Hace años tuve la ocasión de defender un caso en el que acusaban a mi cliente de usar en sus columnas de opinión frases con expresiones malsonantes y ofensivas para el contrario. En sus artículos se refería a un personaje público como «hijo de p...». Y claro, cuando llegamos el día del juicio, el abogado del ofendido le preguntó al columnista: «¿Usted ha escrito que mi cliente es un hijo de puta, verdad?». Y el respondió con contundencia. «Eso, jamás. ¿Por quién me ha tomado usted, leguleyo?». Continuó con una retahíla de frases que duró mas de quince minutos. En ellas explicó lo que podía significar esa frase. Co... o hijo de pi..., hijo de pa..., hijo de pe..., pero jamas hijo de puta. Su respuesta terminó con otra dirigida al abogado contrario. «¿Es posible que usted pensara que hijo de p..., es hijo de puta? Y el problema lo tiene usted por pensar esas cosas tan terribles. Y es que una cosa es lo que se escribe y otra distinta lo que se entiende. Lo mismo ocurre con lo que se dice, así que no diga usted, letrado, que yo he dicho ni escrito hijo de puta. Una cosa es hablar y escribir y otra entender, y yo no le puedo enseñar a lo último», sentenció.

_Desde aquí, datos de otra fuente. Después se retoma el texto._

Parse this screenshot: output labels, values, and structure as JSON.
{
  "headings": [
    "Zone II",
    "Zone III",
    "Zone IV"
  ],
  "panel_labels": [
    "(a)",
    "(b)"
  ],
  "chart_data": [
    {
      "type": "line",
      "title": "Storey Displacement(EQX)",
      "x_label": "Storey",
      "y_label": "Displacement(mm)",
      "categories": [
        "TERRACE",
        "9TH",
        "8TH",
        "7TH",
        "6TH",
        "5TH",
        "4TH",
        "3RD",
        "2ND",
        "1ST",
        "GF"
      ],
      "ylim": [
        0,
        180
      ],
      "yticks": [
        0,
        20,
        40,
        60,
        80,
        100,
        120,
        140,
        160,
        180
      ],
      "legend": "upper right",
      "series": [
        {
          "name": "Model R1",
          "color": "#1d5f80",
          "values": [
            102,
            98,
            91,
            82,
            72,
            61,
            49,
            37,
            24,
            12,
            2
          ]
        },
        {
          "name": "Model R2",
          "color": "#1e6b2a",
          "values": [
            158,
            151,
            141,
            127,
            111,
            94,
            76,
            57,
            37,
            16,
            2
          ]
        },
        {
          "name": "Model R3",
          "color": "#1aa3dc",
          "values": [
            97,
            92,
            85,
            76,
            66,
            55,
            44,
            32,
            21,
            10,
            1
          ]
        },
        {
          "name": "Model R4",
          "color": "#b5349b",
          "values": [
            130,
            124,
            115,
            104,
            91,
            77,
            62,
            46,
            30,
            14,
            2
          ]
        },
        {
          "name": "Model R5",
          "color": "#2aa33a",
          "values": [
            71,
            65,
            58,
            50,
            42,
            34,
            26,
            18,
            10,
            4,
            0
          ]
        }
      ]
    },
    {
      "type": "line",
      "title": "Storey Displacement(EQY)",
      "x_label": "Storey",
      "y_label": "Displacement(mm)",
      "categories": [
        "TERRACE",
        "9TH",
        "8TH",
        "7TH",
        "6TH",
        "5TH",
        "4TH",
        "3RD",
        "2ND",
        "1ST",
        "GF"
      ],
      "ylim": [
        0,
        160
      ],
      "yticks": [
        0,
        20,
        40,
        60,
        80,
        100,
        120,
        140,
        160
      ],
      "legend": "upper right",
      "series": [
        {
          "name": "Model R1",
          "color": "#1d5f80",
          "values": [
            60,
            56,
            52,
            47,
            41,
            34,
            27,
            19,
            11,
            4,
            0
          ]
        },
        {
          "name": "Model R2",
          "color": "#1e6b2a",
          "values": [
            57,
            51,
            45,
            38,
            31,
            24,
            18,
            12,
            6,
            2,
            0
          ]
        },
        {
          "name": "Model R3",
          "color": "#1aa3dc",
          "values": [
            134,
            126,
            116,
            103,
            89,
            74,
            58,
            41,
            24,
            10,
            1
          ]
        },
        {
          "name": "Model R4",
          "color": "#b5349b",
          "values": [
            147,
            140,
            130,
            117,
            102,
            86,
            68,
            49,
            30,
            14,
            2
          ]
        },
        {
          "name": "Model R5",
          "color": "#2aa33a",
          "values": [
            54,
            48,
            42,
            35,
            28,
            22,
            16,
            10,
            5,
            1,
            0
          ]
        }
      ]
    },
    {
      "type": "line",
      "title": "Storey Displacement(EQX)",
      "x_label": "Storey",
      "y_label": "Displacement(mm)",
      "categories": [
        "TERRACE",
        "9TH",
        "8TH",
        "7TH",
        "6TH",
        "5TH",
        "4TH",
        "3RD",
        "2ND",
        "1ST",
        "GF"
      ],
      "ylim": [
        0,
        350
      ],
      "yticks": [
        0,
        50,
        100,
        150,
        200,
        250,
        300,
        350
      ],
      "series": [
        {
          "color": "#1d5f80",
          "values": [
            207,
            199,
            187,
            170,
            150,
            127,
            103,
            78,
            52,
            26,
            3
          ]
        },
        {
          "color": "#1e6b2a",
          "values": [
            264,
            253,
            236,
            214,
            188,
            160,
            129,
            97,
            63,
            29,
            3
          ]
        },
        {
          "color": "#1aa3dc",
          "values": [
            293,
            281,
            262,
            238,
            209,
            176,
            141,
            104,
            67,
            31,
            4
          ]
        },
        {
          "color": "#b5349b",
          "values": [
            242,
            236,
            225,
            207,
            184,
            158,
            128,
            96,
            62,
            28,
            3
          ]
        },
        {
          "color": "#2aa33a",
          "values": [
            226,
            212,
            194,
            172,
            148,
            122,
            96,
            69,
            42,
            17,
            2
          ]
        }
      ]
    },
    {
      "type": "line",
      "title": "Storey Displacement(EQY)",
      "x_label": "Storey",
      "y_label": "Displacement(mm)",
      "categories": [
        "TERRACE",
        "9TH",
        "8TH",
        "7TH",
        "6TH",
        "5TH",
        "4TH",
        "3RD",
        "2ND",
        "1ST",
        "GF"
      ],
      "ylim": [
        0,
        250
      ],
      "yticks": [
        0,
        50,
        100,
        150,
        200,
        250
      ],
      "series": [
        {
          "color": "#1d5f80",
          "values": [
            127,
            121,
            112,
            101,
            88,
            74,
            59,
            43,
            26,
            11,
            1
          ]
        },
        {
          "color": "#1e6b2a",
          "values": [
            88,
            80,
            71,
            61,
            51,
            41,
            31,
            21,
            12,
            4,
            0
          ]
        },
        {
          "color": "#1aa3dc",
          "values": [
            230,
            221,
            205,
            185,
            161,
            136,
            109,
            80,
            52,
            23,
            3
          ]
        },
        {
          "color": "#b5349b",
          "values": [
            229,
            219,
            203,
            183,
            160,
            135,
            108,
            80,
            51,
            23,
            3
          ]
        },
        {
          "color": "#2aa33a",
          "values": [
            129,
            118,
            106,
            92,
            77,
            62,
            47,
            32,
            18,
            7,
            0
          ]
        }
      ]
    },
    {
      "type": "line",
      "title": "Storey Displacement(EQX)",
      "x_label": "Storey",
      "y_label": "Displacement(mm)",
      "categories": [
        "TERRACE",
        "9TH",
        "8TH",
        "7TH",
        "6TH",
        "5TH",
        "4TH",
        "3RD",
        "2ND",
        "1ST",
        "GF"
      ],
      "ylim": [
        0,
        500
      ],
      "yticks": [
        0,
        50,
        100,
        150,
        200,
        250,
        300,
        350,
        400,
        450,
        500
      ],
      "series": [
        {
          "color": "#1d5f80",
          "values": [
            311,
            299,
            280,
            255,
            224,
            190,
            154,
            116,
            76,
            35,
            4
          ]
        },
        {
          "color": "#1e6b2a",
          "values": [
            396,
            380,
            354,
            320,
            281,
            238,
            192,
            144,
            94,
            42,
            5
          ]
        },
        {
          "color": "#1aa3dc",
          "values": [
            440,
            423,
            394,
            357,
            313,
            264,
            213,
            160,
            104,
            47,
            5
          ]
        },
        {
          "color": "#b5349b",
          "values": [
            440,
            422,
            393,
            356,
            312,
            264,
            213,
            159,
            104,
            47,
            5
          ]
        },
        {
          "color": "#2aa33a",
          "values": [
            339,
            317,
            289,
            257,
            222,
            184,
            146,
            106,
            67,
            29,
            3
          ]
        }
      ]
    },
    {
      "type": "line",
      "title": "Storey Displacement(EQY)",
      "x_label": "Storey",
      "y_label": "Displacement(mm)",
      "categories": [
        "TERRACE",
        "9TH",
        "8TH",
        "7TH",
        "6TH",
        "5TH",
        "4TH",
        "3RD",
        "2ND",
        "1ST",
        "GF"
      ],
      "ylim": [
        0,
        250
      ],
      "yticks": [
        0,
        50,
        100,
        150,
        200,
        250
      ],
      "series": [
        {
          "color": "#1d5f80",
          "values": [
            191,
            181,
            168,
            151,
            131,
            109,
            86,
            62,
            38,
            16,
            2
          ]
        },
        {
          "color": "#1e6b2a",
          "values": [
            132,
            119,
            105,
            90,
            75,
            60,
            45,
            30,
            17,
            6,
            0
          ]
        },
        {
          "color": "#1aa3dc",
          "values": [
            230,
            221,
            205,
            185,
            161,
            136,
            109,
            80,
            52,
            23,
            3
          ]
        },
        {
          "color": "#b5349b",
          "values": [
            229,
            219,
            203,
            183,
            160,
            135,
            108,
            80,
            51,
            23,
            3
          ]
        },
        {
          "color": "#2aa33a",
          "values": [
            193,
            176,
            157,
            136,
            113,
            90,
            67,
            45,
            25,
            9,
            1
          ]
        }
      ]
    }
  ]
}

Susana Díaz, la expresidenta del PSOE andaluz, fue muy clara y elocuente el otro día al decir que se deben guardar las formas y el respeto en los parlamentos y que está en contra de esas formas, vengan del color político que vengan. Se ha impuesto el chavacanismo más vulgar en esos templos de la palabra. Aunque la sociedad va cambiando se normalizan la vulgaridad y la falta de refinamiento, que se traslada a los parlamentos con actos continuos de descrédito entre unos y otros, con el uso ya no recurrente del insulto, sino con actos de desprestigio y ataques al honor y la reputación constantes, siendo caldo de cultivo muy fértil donde se desarrollan alegremente las ofensas, las infamias, las injurias, las calumnias.
Estas nacieron en la Roma clásica y con el desarrollo pretoriano y la jurisprudencia de la época llegaron a refinarla para concluir que las ofensas suponían una falta de reconocimiento de los derechos que a todo ciudadano romano le correspondía. Y sobre todo si afectaban a su dignidad. Nació la noción de la injuria. La difamación oral y escrita ya pululaba en los oráculos desde el siglo III a.c., lo que llamaron actio iniurarium. Así que esto nos conduce a pensar que los primeros ofendiditos provienen de la Roma clásica.
Así que tengamos en cuenta que una cosa es la opinión pública y otra cosa es la opinión publicada. Y una cosa es lo que se dice y otra cosa es lo que se piensa que se dice.